Conda and pip - managing environments

Environment: “the world around you”. In the Python context, a way to define all the tools and libraries that will be loaded when code is run, in a manner that makes it possible to reload them later in a predictable and reproducible fashion. This requires being able to both describe the necessary packages and to install/remove them.

Conda: a tool to install packages and to manage environments. Open source, developed by Anaconda (a company). It can manage not only Python packages but also R, C tools and more. The canonical conda docs.

Pip: the Python packaging tool, it only installs/removes Python packages, hosted at the Python Package Index (PyPI).

We will mostly use Conda

For managing our environments and dependencies. But we may need to occasinally install packages with pip if they aren’t available via Conda.

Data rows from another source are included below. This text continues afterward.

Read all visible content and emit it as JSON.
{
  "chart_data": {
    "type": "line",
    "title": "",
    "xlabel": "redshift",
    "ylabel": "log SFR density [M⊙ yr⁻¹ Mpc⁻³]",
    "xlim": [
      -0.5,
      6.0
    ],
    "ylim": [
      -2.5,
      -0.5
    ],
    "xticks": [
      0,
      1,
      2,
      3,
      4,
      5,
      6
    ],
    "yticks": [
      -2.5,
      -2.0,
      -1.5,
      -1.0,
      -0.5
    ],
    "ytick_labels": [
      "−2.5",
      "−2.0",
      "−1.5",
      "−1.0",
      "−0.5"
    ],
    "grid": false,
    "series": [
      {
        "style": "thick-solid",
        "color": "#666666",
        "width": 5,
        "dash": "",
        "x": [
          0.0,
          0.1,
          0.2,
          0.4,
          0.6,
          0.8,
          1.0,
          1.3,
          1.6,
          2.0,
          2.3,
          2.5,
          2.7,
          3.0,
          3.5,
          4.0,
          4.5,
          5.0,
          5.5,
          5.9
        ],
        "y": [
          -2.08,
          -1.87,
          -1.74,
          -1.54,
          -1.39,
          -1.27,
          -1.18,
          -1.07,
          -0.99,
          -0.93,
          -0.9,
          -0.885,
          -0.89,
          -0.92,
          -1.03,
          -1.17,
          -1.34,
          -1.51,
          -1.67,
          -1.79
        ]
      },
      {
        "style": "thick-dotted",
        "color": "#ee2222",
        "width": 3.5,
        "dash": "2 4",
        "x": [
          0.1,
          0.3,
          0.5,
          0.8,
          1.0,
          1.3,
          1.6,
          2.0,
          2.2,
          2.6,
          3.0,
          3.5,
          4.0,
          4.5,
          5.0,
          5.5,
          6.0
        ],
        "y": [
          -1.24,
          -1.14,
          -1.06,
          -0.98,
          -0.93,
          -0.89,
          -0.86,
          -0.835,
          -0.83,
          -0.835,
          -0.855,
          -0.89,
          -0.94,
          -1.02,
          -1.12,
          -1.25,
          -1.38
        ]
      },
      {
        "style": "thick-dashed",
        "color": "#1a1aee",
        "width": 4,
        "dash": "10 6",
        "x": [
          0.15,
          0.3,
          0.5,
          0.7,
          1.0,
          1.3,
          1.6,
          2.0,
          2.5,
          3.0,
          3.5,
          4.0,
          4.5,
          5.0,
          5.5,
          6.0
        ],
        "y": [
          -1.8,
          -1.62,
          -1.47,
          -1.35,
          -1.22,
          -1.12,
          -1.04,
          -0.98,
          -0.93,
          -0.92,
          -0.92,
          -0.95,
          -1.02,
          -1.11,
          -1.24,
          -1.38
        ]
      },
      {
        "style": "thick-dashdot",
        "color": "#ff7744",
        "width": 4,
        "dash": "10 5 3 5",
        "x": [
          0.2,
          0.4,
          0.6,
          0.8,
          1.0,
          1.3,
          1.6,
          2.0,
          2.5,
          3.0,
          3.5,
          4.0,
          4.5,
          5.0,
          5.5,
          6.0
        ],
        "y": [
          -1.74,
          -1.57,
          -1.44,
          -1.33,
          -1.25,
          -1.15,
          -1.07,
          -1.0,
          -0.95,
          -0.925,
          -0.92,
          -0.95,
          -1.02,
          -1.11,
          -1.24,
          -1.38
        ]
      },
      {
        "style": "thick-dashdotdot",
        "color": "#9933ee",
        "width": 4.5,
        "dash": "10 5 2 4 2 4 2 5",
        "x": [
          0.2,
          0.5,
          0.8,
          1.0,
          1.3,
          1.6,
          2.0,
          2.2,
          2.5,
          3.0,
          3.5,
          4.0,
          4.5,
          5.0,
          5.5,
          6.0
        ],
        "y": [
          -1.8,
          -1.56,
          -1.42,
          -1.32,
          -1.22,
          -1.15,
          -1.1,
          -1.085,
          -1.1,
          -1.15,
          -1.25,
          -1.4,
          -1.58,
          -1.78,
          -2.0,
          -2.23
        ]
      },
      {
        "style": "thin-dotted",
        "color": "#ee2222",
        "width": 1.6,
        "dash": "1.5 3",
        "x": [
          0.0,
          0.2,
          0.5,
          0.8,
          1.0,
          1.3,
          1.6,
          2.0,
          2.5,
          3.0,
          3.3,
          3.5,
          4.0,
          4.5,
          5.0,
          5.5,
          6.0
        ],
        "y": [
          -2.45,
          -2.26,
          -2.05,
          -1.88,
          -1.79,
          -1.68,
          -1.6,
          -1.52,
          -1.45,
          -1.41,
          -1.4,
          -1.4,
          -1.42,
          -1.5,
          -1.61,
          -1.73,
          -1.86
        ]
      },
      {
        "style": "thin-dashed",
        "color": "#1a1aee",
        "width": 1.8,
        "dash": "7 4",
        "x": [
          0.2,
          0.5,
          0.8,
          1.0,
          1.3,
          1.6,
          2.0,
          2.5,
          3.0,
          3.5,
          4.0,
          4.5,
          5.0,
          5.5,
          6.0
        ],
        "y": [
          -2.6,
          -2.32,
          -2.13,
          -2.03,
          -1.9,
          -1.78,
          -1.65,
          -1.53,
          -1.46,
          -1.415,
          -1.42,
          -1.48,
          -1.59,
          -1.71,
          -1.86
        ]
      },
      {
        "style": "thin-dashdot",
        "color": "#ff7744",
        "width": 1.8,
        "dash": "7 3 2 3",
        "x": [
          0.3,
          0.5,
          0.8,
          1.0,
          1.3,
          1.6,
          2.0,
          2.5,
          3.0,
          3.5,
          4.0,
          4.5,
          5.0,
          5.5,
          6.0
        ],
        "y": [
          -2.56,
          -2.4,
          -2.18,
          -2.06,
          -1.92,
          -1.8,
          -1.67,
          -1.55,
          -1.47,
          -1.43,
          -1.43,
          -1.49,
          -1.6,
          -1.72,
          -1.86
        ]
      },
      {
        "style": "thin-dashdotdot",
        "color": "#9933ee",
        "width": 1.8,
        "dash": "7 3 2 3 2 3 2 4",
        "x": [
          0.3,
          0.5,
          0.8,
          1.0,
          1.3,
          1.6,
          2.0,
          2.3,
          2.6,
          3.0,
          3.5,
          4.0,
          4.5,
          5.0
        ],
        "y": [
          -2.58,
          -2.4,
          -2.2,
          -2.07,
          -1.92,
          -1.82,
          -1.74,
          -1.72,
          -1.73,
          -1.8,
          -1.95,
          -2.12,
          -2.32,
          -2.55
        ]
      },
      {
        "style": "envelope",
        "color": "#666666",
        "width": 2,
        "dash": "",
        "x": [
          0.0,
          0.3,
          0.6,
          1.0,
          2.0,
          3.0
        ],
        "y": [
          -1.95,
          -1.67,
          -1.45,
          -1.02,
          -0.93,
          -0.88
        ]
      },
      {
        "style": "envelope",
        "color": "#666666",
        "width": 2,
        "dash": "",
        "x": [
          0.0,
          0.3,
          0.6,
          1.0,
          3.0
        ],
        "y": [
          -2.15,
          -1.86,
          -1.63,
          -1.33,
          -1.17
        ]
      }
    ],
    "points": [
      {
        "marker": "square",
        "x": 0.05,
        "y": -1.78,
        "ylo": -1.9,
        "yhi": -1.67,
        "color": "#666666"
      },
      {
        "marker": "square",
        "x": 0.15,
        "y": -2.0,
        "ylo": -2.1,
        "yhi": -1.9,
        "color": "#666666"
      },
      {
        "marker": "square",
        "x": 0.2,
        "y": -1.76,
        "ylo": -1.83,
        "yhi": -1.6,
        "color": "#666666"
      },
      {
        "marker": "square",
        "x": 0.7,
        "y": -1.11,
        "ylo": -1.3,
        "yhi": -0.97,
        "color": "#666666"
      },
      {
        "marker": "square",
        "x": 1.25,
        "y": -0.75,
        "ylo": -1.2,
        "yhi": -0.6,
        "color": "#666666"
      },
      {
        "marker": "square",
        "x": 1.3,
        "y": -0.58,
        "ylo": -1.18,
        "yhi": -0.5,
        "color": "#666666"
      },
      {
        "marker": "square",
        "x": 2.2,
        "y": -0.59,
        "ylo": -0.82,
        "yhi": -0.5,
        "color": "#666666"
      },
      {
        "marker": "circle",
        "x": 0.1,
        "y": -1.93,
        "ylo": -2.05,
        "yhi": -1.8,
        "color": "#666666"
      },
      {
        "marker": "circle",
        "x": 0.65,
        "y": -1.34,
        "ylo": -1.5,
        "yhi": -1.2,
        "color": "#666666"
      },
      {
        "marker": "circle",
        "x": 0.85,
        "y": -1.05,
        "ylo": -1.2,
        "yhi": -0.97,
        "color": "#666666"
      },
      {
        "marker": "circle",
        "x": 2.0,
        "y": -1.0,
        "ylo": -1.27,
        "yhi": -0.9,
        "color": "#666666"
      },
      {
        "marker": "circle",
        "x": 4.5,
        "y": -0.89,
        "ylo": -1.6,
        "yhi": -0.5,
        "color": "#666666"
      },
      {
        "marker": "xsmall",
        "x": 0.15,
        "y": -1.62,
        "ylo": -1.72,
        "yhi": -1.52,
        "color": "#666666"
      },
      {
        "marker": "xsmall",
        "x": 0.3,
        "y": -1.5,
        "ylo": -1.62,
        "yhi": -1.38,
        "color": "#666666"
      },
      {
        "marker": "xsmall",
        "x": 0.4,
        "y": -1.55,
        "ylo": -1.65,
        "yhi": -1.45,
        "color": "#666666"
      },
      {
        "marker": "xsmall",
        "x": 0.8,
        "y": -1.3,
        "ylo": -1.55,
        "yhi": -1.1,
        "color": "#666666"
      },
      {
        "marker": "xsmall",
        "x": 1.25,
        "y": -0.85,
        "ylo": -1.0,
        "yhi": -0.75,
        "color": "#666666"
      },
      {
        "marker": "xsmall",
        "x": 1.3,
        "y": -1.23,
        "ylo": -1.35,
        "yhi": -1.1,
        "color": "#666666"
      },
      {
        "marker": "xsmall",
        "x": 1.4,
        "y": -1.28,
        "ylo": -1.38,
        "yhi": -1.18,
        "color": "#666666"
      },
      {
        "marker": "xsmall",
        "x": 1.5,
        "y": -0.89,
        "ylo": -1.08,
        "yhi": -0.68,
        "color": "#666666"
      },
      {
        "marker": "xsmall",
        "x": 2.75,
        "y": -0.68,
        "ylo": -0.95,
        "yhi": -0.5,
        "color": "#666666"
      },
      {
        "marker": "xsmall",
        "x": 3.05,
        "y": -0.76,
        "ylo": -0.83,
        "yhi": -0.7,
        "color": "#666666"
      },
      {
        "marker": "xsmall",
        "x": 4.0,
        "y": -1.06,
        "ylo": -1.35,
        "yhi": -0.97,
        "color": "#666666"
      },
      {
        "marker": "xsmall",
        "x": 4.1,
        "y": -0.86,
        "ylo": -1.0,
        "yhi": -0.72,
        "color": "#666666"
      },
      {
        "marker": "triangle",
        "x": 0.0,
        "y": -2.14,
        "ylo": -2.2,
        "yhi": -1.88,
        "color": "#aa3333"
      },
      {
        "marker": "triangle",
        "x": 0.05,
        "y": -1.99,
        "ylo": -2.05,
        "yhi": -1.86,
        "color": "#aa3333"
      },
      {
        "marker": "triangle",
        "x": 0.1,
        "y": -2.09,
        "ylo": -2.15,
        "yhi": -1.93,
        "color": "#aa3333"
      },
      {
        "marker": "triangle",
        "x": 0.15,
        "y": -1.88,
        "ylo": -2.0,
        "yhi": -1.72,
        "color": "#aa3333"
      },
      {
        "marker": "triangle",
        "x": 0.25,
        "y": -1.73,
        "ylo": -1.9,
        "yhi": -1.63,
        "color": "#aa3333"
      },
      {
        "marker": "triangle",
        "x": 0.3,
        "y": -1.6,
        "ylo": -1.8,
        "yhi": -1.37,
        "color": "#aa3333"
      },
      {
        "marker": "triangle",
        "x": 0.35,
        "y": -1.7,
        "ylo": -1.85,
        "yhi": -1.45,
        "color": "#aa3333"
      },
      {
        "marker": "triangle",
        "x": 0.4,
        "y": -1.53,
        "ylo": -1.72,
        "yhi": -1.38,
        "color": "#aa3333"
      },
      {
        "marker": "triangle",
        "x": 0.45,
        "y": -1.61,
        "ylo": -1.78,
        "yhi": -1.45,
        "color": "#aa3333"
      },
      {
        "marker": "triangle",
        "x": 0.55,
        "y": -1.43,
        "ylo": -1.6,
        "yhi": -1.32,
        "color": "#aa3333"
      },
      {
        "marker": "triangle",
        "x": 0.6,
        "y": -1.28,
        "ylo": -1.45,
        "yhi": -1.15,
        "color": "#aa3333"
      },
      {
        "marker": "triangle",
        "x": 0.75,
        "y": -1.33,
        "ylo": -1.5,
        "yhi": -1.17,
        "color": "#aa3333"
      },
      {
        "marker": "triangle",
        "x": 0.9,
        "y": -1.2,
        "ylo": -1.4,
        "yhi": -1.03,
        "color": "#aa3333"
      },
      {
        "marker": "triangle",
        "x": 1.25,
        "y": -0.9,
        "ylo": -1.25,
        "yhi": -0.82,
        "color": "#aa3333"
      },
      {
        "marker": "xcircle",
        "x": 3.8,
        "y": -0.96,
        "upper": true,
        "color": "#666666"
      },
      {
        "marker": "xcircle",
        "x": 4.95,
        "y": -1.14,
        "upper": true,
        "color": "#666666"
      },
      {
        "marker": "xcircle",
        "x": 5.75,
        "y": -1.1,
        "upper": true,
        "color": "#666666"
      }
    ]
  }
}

One important note: conda create and conda env create are very similar, but not identical (this is for historical reasons, they are being now merged). To create a new environment based on a few packages specified at the command line, use e.g.:

conda create -n myenv python=3.6 notebook pandas

but to create an env based on an environment.yml file, use:

conda env create -f environment.yml

You can bootstrap the creation of the environment.yml file from an existing environment by using:

conda env export > environment.yml

A key feature of using environment.yml is that you can specify within it not only packages installed with Conda, but also with pip.

Here’s an example of a simple environment.yml file:

name: example-environment

dependencies:
  - python==3.4
  - numpy
  - toolz
  - matplotlib
  - dill
  - pandas
  - partd
  - bokeh
  - pip:
    - git+https://github.com/blaze/dask.git#egg=dask[complete]
    - jupyterlab

To see your environments: conda info -e.

To remove an environment: conda remove -n example-environment --all.